Global Horizons Junior Fellow, SCAS

Assistant Professor of Anthropology and Middle East and North African
Studies, Northwestern University

Photo of Emrah Yildiz

Photo: Mikael Wallerstedt

Emrah Yıldız (he/him/o) is a sociocultural anthropologist of cross-border mobility and region formation, author of Zainab’s Traffic: Moving Saints, Selves, and Others across Borders (University of California Press, 2024), editor of kaçak | qaçax | قاچاق : Fugitive Forms of Bureaucracy and Economy across South-west Asia (Journal of Cultural Economy 17(2) 2024), and co-editor of “Resistance Everywhere”: The Gezi Protests and Dissident Visions of Turkey (JadMag 1(4) 2014). Yıldız has published research articles on saint visitation and mobility in Islam, contraband commerce and currencies under sanctions, and queer asylum, borders and territorial states in Cultural Anthropology, d i f f e r e n c e s, Journal of Cultural Economy, Journal of the Royal Anthropological Institute, International Journal of Middle East Studies, and Toplum ve Bilim. His short-form analyses, translations, and interviews have featured in Asoo, Bianet, Counterpunch, and Jadaliyya.
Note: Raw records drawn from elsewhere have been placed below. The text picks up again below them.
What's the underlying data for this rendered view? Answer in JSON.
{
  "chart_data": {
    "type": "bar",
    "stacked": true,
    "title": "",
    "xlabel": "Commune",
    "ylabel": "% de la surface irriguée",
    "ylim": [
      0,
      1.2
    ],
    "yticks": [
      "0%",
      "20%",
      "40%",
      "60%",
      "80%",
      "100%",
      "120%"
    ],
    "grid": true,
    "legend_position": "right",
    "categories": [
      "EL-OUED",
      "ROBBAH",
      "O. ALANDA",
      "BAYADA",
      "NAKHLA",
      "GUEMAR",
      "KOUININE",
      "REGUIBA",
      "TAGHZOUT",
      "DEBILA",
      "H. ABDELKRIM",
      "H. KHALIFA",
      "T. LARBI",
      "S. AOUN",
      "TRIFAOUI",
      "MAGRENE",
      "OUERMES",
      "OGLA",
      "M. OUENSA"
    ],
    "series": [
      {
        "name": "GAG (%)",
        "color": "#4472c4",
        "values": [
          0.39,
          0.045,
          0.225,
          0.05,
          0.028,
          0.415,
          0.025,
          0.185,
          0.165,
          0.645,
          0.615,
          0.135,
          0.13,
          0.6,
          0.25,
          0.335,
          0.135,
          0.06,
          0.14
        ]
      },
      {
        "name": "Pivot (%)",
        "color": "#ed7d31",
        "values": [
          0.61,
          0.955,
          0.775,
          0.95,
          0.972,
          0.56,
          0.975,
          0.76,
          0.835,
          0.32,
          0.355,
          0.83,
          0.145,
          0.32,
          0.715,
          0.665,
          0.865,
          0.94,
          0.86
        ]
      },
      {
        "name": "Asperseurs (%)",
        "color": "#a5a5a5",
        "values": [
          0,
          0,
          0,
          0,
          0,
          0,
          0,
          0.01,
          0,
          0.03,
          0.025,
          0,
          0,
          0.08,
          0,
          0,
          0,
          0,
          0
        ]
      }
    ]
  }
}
Yıldız works as an assistant professor of anthropology and Middle East and North African studies at Northwestern University, where he serves on the faculty board of the Keyman Modern Turkish Studies Program, and is a founding co-convener of the Colloquium for Global Iran Studies (CoGIS).

As a 2024–2025 Global Horizons Junior Fellow at SCAS, Yıldız will be working on his second monograph, titled Outsmarting “Smart” Sanctions: Currency, Mobility and Security between Iran and Turkey. The book chronicles the regional lives of “smart” sanctions placed on Iran, with a focus on how cross-class segments of Iranian society engage in creative experiments in sanctions mitigation and circumvention between Iran and Turkey.

This information is accurate as of the academic year 2024-25.